Selama bertahun-tahun, Planetarium Jakarta terus dirawat dan ditingkatkan fungsinya. Tempat ini menjadi ruang belajar favorit bagi pelajar untuk mengenal tata surya dan ilmu astronomi, dengan teater bintang sebagai daya tarik utama.
Kisah-kisah langit, dari cerita rakyat Nusantara seperti Joko Belek hingga mitologi Yunani tentang Orion sang pemburu, disajikan secara memikat.
Masa keemasan itu terhenti pada 2019, seiring revitalisasi kawasan TIM yang disusul pandemi Covid-19. Operasional Planetarium pun berhenti total. Meski revitalisasi TIM rampung pada 2022, Planetarium Jakarta tak kunjung dibuka untuk umum.

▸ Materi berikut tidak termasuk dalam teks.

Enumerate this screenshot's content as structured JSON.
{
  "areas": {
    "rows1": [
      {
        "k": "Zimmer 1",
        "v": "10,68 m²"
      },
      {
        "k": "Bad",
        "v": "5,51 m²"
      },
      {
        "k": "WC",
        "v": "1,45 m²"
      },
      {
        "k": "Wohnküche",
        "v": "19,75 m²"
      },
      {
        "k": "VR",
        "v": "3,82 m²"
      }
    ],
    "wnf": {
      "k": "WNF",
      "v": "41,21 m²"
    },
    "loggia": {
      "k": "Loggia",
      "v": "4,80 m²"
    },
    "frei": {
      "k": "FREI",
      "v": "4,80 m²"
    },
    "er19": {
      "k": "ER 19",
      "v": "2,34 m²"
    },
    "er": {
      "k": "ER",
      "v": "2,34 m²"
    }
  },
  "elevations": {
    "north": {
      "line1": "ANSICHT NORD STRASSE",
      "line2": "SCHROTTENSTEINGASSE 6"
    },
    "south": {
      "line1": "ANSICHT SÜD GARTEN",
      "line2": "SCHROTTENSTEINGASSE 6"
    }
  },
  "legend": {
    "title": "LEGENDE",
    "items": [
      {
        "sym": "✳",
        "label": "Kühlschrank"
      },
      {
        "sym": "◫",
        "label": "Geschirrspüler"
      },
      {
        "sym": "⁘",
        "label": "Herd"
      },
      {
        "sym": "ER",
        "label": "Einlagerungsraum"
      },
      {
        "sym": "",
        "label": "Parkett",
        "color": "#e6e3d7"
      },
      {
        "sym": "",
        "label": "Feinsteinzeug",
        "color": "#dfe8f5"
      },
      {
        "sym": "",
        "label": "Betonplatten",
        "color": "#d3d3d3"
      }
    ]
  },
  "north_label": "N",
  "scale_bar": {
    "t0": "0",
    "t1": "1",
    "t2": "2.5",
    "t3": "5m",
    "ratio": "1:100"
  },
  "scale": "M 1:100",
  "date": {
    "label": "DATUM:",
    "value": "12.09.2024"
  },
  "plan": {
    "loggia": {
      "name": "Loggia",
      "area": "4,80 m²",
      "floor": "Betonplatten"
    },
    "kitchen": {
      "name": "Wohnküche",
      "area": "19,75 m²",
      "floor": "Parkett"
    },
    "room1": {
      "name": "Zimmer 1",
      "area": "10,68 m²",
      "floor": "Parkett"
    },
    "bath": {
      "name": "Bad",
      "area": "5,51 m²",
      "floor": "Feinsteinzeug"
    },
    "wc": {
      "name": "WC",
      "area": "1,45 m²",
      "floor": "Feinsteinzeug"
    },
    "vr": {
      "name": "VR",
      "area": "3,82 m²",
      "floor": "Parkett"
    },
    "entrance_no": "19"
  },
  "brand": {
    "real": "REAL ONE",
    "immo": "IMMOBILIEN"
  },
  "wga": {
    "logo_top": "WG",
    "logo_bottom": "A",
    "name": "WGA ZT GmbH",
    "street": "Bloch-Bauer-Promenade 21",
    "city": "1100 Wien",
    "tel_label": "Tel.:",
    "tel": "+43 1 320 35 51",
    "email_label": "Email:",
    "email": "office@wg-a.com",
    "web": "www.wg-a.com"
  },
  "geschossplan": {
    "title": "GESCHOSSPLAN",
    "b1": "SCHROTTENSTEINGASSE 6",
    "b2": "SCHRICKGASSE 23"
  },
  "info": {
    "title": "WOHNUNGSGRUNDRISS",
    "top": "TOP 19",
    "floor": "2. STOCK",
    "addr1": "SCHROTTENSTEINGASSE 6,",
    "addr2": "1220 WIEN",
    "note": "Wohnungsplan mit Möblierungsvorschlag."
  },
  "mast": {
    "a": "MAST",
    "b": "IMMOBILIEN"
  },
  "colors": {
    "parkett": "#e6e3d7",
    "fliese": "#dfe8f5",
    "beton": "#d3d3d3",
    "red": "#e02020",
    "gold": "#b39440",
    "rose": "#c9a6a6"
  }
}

Selama 13 tahun mati suri, kerinduan publik terhadap Planetarium Jakarta tetap terjaga melalui pertunjukan Planetarium Mini. Hingga akhirnya, pada 23 Desember 2025, Planetarium Jakarta resmi dibuka kembali oleh Gubernur DKI Jakarta, Pramono Anung Wibowo.
Kini, Planetarium Jakarta hadir dengan wajah baru dan teknologi yang lebih mutakhir. Sebagai perayaan pembukaannya kembali, Pemerintah Provinsi DKI Jakarta memberikan akses kunjungan gratis selama tiga bulan bagi pelajar.
Antariksa pun kembali bisa dijelajahi dari jantung ibu kota. Selamat datang kembali, Planetarium Jakarta.